Su un piccolo set di prompt che copra le domande già note degli acquirenti, eseguito sui modelli che utilizzano e misurato prima di qualsiasi intervento. Conviene correggere per primi gli errori fattuali sui propri prodotti, perché sono le correzioni meno costose e le più dannose da rimandare.
Quando un’azienda dovrebbe scegliere una piattaforma GEO completa anziché uno strumento di benchmark?
Quando l’esigenza smette di essere analitica e diventa strutturale. Uno strumento di benchmark basta per capire se le risposte AI sono rilevanti nella categoria. Una piattaforma completa serve quando occorrono più modelli e mercati, accessi separati per diversi team oppure governance e integrazioni come single sign-on, accesso basato sui ruoli, verifica dei crawler e connettori API o Model Context Protocol.
I fornitori di piattaforme GEO pubblicano i prezzi?
La maggior parte non lo fa. Quasi tutti i fornitori di questo confronto comunicano i prezzi tramite il team commerciale, perciò una media di categoria sarebbe una stima priva di basi. Meikai pubblica i propri piani, a partire da 90 EUR al mese; poiché il prezzo è calcolato per brand e per mercato, il numero di mercati inclusi nel rollout incide solitamente sul budget più del piano scelto.
Come si valuta una piattaforma GEO per il mercato italiano o per altri mercati non anglofoni?

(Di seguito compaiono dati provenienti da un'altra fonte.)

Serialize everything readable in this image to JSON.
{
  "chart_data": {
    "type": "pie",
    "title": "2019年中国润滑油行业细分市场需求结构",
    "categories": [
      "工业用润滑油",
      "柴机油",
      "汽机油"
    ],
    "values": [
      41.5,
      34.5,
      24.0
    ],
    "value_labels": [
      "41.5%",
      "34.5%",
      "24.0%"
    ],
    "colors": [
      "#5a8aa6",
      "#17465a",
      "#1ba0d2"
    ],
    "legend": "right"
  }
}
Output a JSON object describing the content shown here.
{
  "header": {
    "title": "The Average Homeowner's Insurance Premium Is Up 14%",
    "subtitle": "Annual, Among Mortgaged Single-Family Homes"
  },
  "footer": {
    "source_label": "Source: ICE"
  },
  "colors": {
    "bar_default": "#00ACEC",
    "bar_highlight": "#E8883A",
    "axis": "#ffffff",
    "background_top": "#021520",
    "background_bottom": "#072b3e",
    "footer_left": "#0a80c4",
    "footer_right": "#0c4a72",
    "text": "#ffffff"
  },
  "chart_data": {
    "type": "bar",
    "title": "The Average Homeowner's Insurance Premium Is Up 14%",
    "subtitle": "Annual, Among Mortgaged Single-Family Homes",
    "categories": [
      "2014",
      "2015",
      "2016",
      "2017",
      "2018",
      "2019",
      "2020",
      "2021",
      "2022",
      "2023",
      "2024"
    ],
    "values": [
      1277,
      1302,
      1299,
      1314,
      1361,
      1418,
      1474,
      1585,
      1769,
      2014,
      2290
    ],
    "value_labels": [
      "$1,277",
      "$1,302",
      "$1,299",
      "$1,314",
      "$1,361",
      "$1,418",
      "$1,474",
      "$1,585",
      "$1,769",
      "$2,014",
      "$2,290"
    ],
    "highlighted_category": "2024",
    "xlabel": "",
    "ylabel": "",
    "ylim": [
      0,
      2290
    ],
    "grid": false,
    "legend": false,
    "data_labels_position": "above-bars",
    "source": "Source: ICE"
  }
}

Chiedi da dove provengono i prompt non inglesi, perché le keyword tradotte dall’inglese non corrispondono alle formulazioni degli acquirenti locali. Verifica che lo strumento monitori i publisher locali e non solo quelli internazionali, ed esigi un reporting per mercato anziché un unico punteggio aggregato.
Come può un team B2B valutare rapidamente un fornitore GEO?
Eseguendo gli stessi venti prompt commerciali ad alta intenzione su tre modelli per cinque giorni consecutivi e verificando poi che la variabilità riportata dallo strumento corrisponda a quella visibile nelle risposte grezze. Se il vincolo è tecnico, attribuisci più peso all’export dei log grezzi e al supporto del Model Context Protocol; se riguarda la comunicazione, privilegia il monitoraggio delle coorti di prompt e dei competitor.